Bimbi fuori dai nidi, via alla battaglia: "Graduatorie e requisiti: così non va"

Nel mirino il meccanismo: chi ha punteggio migliore può essere beffato e subire l’esclusione

Bimbi fuori dai nidi, via alla battaglia: "Graduatorie e requisiti: così non va"

Bimbi fuori dai nidi, via alla battaglia: "Graduatorie e requisiti: così non va"

La battaglia è appena iniziata. I genitori con i figli della fascia 0-3 anni, esclusi dai 13 nidi comunali sono determinati ad averla vinta. Il Comitato spontaneo "Genitori lavoratori di Pesaro" che l’anno scorso – a fronte di 200 bambini esclusi dalle graduatorie dei nidi – debuttò con la protesta dei passeggini in piazza del Popolo, assisterà martedì al Consiglio regionale per ascoltare, dalla viva voce dell’assessore regionale Chiara Biondi, cosa la Regione farà concretamente per aiutare l’amministrazione comunale di Pesaro "per garantire – dicono le mamme Ramona e Francesca, del Comitato – un servizio prioritario e fondamentale per il sostegno alla genitorialità".

Bando alla retorica: "Piuttosto – dice Francesca pronta a scommettere sul risultato prevedibile, purtroppo – perché non si monitora l’occupazione femminile delle donne con almeno un figlio? La percentuale, di anno in anno cresce o diminuisce?". A Pesaro davanti all’incertezza di riuscire a iscrivere i figli al nido comunale, c’è chi ferma un posto nel privato, pagando mediamente 130 euro che non riprenderà, qualora il figlio poi dovesse entrare nel comunale. Francesca l’ha dovuto fare per la sua bimba che nascerà ad ottobre, prenotatndo un posto per il 2025/2026. Ramona chiede al Comune maggiore chiarezza al momento di fare le iscrizioni: "Dov’è il link per iscrivere il proprio figlio alla sezione Primavera? La comunicazione, in generale, andrebbe migliorata".

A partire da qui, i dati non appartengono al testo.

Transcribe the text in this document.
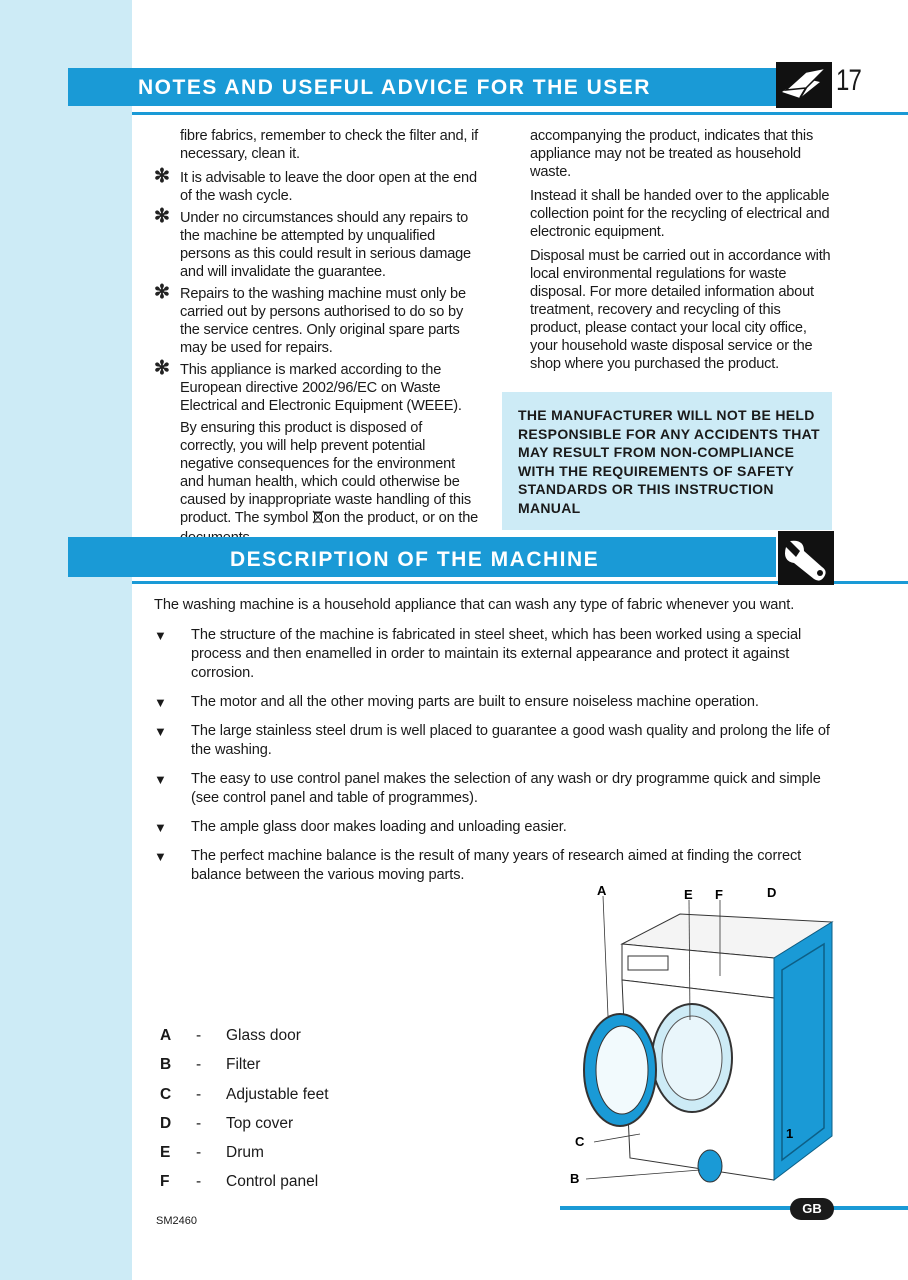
NOTES AND USEFUL ADVICE FOR THE USER	17

fibre fabrics, remember to check the filter and, if necessary, clean it.

✻ It is advisable to leave the door open at the end of the wash cycle.
✻ Under no circumstances should any repairs to the machine be attempted by unqualified persons as this could result in serious damage and will invalidate the guarantee.
✻ Repairs to the washing machine must only be carried out by persons authorised to do so by the service centres. Only original spare parts may be used for repairs.
✻ This appliance is marked according to the European directive 2002/96/EC on Waste Electrical and Electronic Equipment (WEEE).

By ensuring this product is disposed of correctly, you will help prevent potential negative consequences for the environment and human health, which could otherwise be caused by inappropriate waste handling of this product. The symbol on the product, or on the

accompanying the product, indicates that this appliance may not be treated as household waste.

Instead it shall be handed over to the applicable collection point for the recycling of electrical and electronic equipment.

Disposal must be carried out in accordance with local environmental regulations for waste disposal. For more detailed information about treatment, recovery and recycling of this product, please contact your local city office, your household waste disposal service or the shop where you purchased the product.

THE MANUFACTURER WILL NOT BE HELD RESPONSIBLE FOR ANY ACCIDENTS THAT MAY RESULT FROM NON-COMPLIANCE WITH THE REQUIREMENTS OF SAFETY STANDARDS OR THIS INSTRUCTION MANUAL
DESCRIPTION OF THE MACHINE

The washing machine is a household appliance that can wash any type of fabric whenever you want.

▼ The structure of the machine is fabricated in steel sheet, which has been worked using a special process and then enamelled in order to maintain its external appearance and protect it against corrosion.
▼ The motor and all the other moving parts are built to ensure noiseless machine operation.
▼ The large stainless steel drum is well placed to guarantee a good wash quality and prolong the life of the washing.
▼ The easy to use control panel makes the selection of any wash or dry programme quick and simple (see control panel and table of programmes).
▼ The ample glass door makes loading and unloading easier.
▼ The perfect machine balance is the result of many years of research aimed at finding the correct balance between the various moving parts.
A - Glass door
B - Filter
C - Adjustable feet
D - Top cover
E - Drum
F - Control panel
A	E F	D
C
B
1
GB
SM2460
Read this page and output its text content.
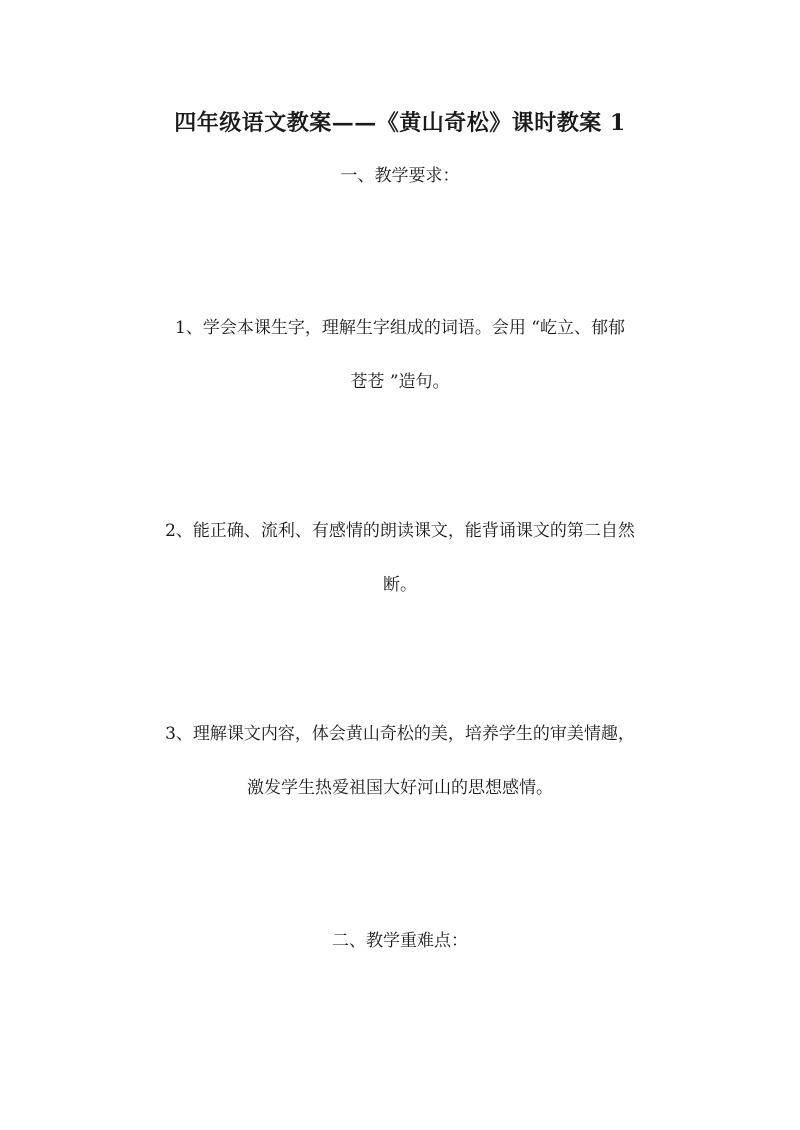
四年级语文教案——《黄山奇松》课时教案 1
一、教学要求：
1、学会本课生字，理解生字组成的词语。会用 “屹立、郁郁
苍苍 ”造句。
2、能正确、流利、有感情的朗读课文，能背诵课文的第二自然
断。
3、理解课文内容，体会黄山奇松的美，培养学生的审美情趣，
激发学生热爱祖国大好河山的思想感情。
二、教学重难点：
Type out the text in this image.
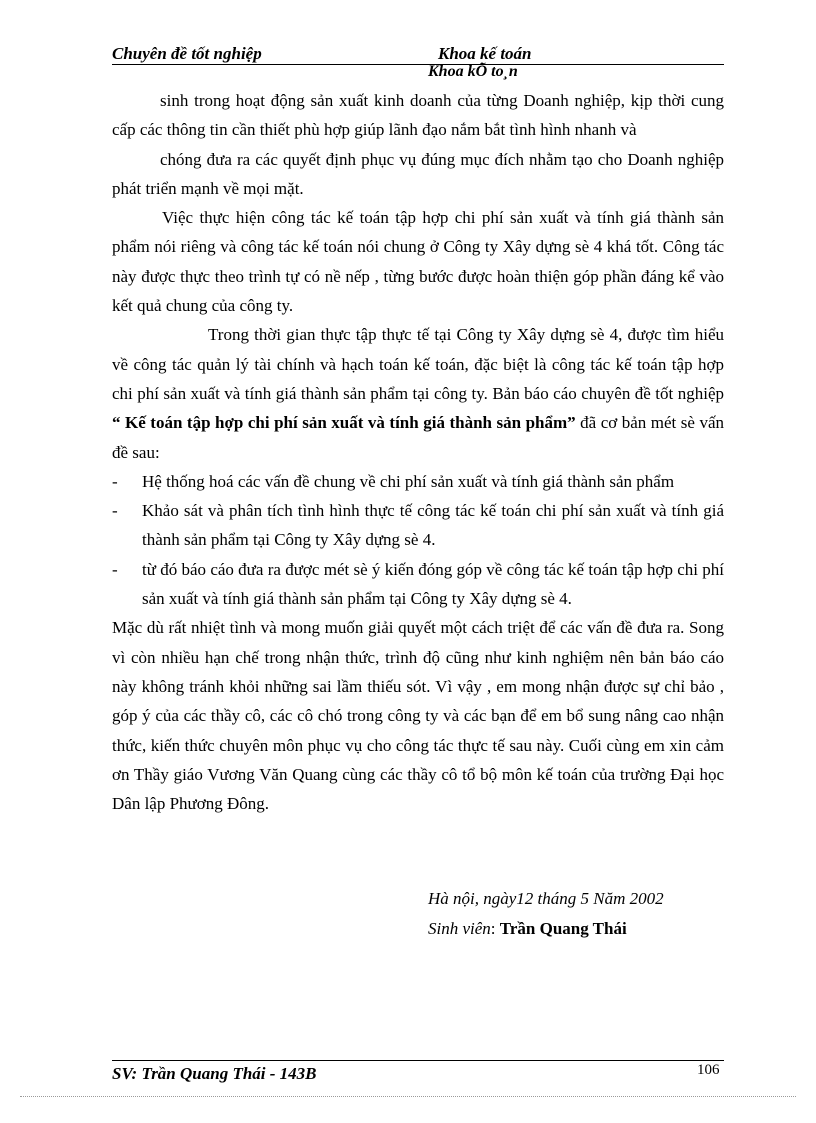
Chuyên đề tốt nghiệp	Khoa kế toán
Khoa kÕ to¸n

sinh trong hoạt động sản xuất kinh doanh của từng Doanh nghiệp, kịp thời cung cấp các thông tin cần thiết phù hợp giúp lãnh đạo nắm bắt tình hình nhanh và

chóng đưa ra các quyết định phục vụ đúng mục đích nhằm tạo cho Doanh nghiệp phát triển mạnh về mọi mặt.

Việc thực hiện công tác kế toán tập hợp chi phí sản xuất và tính giá thành sản phẩm nói riêng và công tác kế toán nói chung ở Công ty Xây dựng sè 4 khá tốt. Công tác này được thực theo trình tự có nề nếp , từng bước được hoàn thiện góp phần đáng kể vào kết quả chung của công ty.

Trong thời gian thực tập thực tế tại Công ty Xây dựng sè 4, được tìm hiểu về công tác quản lý tài chính và hạch toán kế toán, đặc biệt là công tác kế toán tập hợp chi phí sản xuất và tính giá thành sản phẩm tại công ty. Bản báo cáo chuyên đề tốt nghiệp “ Kế toán tập hợp chi phí sản xuất và tính giá thành sản phẩm” đã cơ bản mét sè vấn đề sau:

-	Hệ thống hoá các vấn đề chung về chi phí sản xuất và tính giá thành sản phẩm
-	Khảo sát và phân tích tình hình thực tế công tác kế toán chi phí sản xuất và tính giá thành sản phẩm tại Công ty Xây dựng sè 4.
-	từ đó báo cáo đưa ra được mét sè ý kiến đóng góp về công tác kế toán tập hợp chi phí sản xuất và tính giá thành sản phẩm tại Công ty Xây dựng sè 4.

Mặc dù rất nhiệt tình và mong muốn giải quyết một cách triệt để các vấn đề đưa ra. Song vì còn nhiều hạn chế trong nhận thức, trình độ cũng như kinh nghiệm nên bản báo cáo này không tránh khỏi những sai lầm thiếu sót. Vì vậy , em mong nhận được sự chỉ bảo , góp ý của các thầy cô, các cô chó trong công ty và các bạn để em bổ sung nâng cao nhận thức, kiến thức chuyên môn phục vụ cho công tác thực tế sau này. Cuối cùng em xin cảm ơn Thầy giáo Vương Văn Quang cùng các thầy cô tổ bộ môn kế toán của trường Đại học Dân lập Phương Đông.

Hà nội, ngày12 tháng 5 Năm 2002
Sinh viên: Trần Quang Thái
SV: Trần Quang Thái - 143B	106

Vittorio non fa parte del Comitato, ma è un neo babbo altrettanto determinato a farsi rispettare: ha scritto una lunga lettera all’assessore Camilla Murgia per ottenere una revisione dei criteri di ammissione nei nidi. In estrema sintesi, lui, come tantissimi altri genitori, non ha avuto la figlia inserita nei nidi nonostante gli alti punteggi raggiunti: "Questo sistema crea distorsioni e va rivisto – obietta –: ci sono stati dei miei amici che, con meno punteggio, hanno visto ammessi i propri figli. Mia figlia, alta in graduatoria, sarebbe entrata in altri asili rispetto quelli indicati da me al momento dell’iscrizione. Credo che il punteggio più alto dovrebbe garantire la priorità: vista la necessità, magari, un genitore che abita in centro potrebbe anche voler accettare l’asilo a Cattabrighe. Poter dire no o sì, dovrebbe essere permesso alla famiglia con il punteggio più alto. Ci sono tante altre cose che andrebbero modificate. Vorrei incontrare l’assessore per ragionare sull’argomento". Per gli stessi motivi anche il figlio di Mara non è entrato all’ultimo anno di nido: "La vedo complicatissima – commenta la giovane mamma pesarese –. Sui nonni non potrò contare per motivi di salute. Per crescere i miei bimbi ho già optato per il part time, ma con il piccolo fuori dal nido mi si prospetta un inverno in cui non potrò fare straordinari a lavoro. Siamo una famiglia numerosa e i soldi non bastano mai: le istituzioni devono rendersi conto di quanto sia prioritario dare una mano alle famiglie". Riuscire a iscrivere i propri figli al nido viene vissuto dalle famiglie come una gara ad ostacoli: i requisiti richiesti sono tanti. "Il punteggio che ne scaturisce – conclude Vittorio – credo permetta di individuare quali famiglie abbiano maggiore necessità rispetto ad altre: è quindi importante considerare le singole situazioni familiari e lavorative per garantire un accesso equo. Inoltre, a fronte di questa carenza, sarebbe utile promuovere la collaborazione tra il Comune e i centri educativi privati, al fine di non sprecare opportunità e garantire un’offerta più ampia e diversificata possibile".